Veio então a epidemia de COVID-19. Dezenas de milhares de guias, carregadores e cozinheiros viram-se sem trabalho nos Himalaia. Semanas depois de regressar do K2, o ano inteiro de expedições de escalada guiada foi cancelado e Mingma G. ficou sem rendimentos, com uma pequena empresa para sustentar. Tentou convencer alguns amigos a empreender outra tentativa de subida ao K2, mas ninguém quis gastar os cerca de oito mil euros exigidos por uma simples licença para alcançar o Acampamento-Base, mais outras dezenas de milhares para pôr de pé uma tentativa só com o essencial. Mingma G. pensou em abandonar a ideia, mas sentiu algo a roê-lo por dentro. Tenzing Norgay, um sherpa, fora uma das duas primeiras pessoas a alcançar o topo do Evereste e era considerado um herói nacional: a sua fotografia adornava, orgulhosamente, inúmeros lares nepaleses. Tenzing partilhou o feito com o neozelandês Edmund Hillary. Outros alpinistas nepaleses participaram em escaladas pioneiras, mas ninguém reclamara uma primeira subida verdadeiramente histórica sozinho. “Quando consultei a Wikipedia, não havia uma única bandeira do Nepal na lista de Inverno dos 8.000 metros”, diz Mingma G.. “Apercebi-me de que, se perdêssemos o K2, iríamos perder todos os picos com mais de 8.000 metros.”
Sabia que teria de gastar dinheiro, mesmo que isso significasse hipotecar o terreno que comprara em Katmandu, que representava a maior parte das suas poupanças. Conseguiu recrutar dois irmãos, Kilu Pemba e Dawa Tenjin Sherpa, ambos mais velhos do que ele, casados, com filhos adolescentes e décadas de experiência a grande altitude.
No entanto, as suas famílias manifestaram dúvidas. “Foi muito difícil convencer as mulheres de Kilu Pemba e Dawa Tenjin”, recorda Mingma G., que não é casado. “Elas disseram-me que, se os maridos morrerem, mudar-se-iam para minha casa e eu teria de as alimentar. E isso deixou-me um bocadinho maluco… e extremamente preocupado.” Havia outro problema. Após anos de expedições consecutivas e das necessidades associadas à gestão da sua própria empresa, Mingma G. fez uma constatação assustadora para um sherpa: não estava em forma. Enquanto esperava que a pandemia acalmasse em Katmandu, um parente começou a desafiá-lo para caminhadas e passeios de bicicleta.
“Perdi muito peso e voltei a sentir-me forte”, diz. Mingma G. não era o único sherpa focado no K2.
Um trio de irmãos (Mingma, Tashi Lakpa e Chhang Dawa Sherpa), sócios maioritários da empresa Seven Summit Treks, percebeu que o Paquistão era um dos poucos destinos de montanhismo ainda disponível nas altas montanhas da Ásia.
A Seven Summit Treks estabelecera-se como uma das empresas sherpas de maior sucesso e acompanhava rotineiramente um dos maiores grupos do Evereste em cada época. Em Março daquele ano, contemplando o ano desastroso de cancelamentos, a Seven Summit fez inquéritos nas redes sociais para saber se haveria clientes interessados numa expedição de Inverno ao K2. Conseguiu esgotar as inscrições para uma, com alpinistas da Rússia, Espanha, Irlanda, Turquia e Reino Unido.

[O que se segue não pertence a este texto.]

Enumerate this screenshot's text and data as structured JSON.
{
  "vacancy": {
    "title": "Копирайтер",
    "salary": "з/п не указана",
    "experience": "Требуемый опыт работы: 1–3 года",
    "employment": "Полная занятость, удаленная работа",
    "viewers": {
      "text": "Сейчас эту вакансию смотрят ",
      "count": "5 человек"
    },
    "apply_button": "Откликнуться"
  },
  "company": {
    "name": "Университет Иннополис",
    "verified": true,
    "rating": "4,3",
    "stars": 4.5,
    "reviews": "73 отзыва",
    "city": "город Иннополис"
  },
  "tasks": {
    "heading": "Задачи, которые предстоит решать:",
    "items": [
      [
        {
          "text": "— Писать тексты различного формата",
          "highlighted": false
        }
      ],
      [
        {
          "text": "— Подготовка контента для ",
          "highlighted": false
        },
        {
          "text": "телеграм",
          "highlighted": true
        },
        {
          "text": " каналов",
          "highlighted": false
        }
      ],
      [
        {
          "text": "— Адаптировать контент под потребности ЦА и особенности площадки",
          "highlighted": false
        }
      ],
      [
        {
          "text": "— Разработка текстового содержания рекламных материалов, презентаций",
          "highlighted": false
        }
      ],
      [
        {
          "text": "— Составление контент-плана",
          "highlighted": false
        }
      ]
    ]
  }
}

No dia 21 de Dezembro de 2020, o primeiro dia de Inverno no calendário, Mingma G. e os seus dois companheiros de equipa começaram a subir o K2. Vários dias mais tarde, estavam acampados a 6.900 metros de altitude, sob uma secção conhecida como Pirâmide Negra, uma massa quase vertical de rocha desagregada, o primeiro grande desafio técnico. Seria necessário quase um dia de escalada de alta precisão, transportando cargas pesadas para alcançar o Acampamento III, a plataforma de lançamento para qualquer tentativa de conquista do cume. Havia, porém, um problema: falta de cordas.
Mingma G. sabia que várias equipas estavam a aclimatar-se nos acampamentos abaixo deles, incluindo outra equipa nepalesa liderada por um exuberante antigo soldado das forças especiais que se tornara alpinista chamado Nirmal “Nims” Purja. Mingma G. e Nims já se tinham conhecido, cruzando-se por breves instantes. “Não houve apresentações formais”, disse Mingma G.. “Apertámos a mão uma vez e eu disse: ‘Eu sou o Mingma G.’ Ele dispensava apresentações.”
Este episódio acontecera em 2019, quando Nims ia a meio de uma expedição-relâmpago que, em seis meses e seis dias, visava escalar os 14 picos da Terra com mais de 8.000 metros. A imprensa tomou conhecimento e Nims tornou-se um ícone das redes sociais.
Na verdade, os dois homens não conseguiam evitar uma certa rivalidade. Ambos eram líderes competentes, em excelente forma física, e especialistas numa das aventuras mais perigosas do mundo. Mas as suas personalidades eram muito diferentes: Mingma G. era reservado e pragmático; Nims era impetuoso e, fiel à sua essência, anunciara aos seus seguidores das redes sociais o objectivo de ser o primeiro a escalar o K2 no Inverno.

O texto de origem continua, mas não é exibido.